[patch] fs, epoll: short circuit fetching events if thread has been killed

From: David Rientjes
Date: Wed May 03 2017 - 20:23:06 EST


We've encountered zombies that are waiting for a thread to exit that are
looping in ep_poll() almost endlessly although there is a pending SIGKILL
as a result of a group exit.

This happens because we always find ep_events_available() and fetch more
events and never are able to check for signal_pending() that would break
from the loop and return -EINTR.

Special case fatal signals and break immediately to guarantee that we
loop to fetch more events and delay making a timely exit.

It would also be possible to simply move the check for signal_pending()
higher than checking for ep_events_available(), but there have been no
reports of delayed signal handling other than SIGKILL preventing zombies
from exiting that would be fixed by this.

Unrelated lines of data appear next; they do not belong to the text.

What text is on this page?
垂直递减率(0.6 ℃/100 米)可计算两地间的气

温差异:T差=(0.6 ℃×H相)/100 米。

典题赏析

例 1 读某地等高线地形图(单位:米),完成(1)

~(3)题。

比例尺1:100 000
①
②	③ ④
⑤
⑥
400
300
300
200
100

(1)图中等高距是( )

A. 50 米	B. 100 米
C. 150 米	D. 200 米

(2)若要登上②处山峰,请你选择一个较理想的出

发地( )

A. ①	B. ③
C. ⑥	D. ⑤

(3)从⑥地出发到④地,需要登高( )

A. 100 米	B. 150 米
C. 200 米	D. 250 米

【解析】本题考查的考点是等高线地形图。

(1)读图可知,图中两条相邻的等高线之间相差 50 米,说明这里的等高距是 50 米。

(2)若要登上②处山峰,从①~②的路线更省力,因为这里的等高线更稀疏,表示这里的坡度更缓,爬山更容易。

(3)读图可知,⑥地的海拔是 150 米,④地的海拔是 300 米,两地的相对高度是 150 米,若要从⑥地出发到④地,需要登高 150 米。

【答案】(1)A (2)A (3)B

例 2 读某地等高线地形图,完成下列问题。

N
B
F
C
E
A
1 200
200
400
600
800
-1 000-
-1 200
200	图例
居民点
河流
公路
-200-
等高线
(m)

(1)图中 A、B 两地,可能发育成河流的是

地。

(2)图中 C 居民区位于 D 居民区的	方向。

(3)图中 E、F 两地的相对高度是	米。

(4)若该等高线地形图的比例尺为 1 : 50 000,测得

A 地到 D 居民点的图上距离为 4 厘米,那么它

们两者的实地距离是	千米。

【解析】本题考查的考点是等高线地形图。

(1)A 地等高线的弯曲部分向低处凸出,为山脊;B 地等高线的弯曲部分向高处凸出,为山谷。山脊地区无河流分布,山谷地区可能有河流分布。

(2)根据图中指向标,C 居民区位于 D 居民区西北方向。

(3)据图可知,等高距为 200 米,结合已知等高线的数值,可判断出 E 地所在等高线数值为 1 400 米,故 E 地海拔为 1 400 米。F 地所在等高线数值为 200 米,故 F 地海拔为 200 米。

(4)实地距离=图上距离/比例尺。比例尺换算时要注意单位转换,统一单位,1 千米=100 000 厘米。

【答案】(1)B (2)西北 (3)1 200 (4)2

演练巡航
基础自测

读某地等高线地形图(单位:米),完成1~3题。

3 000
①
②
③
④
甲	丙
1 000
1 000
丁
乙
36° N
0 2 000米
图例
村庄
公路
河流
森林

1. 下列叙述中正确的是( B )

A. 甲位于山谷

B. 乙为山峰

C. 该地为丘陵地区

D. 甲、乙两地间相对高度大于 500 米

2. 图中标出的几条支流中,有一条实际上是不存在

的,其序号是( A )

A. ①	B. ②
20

Signed-off-by: David Rientjes <rientjes@xxxxxxxxxx>
---
fs/eventpoll.c | 10 ++++++++++
1 file changed, 10 insertions(+)

diff --git a/fs/eventpoll.c b/fs/eventpoll.c
--- a/fs/eventpoll.c
+++ b/fs/eventpoll.c
@@ -1748,6 +1748,16 @@ static int ep_poll(struct eventpoll *ep, struct epoll_event __user *events,
* to TASK_INTERRUPTIBLE before doing the checks.
*/
set_current_state(TASK_INTERRUPTIBLE);
+ /*
+ * Always short-circuit for fatal signals to allow
+ * threads to make a timely exit without the chance of
+ * finding more events available and fetching
+ * repeatedly.
+ */
+ if (fatal_signal_pending(current)) {
+ res = -EINTR;
+ break;
+ }
if (ep_events_available(ep) || timed_out)
break;
if (signal_pending(current)) {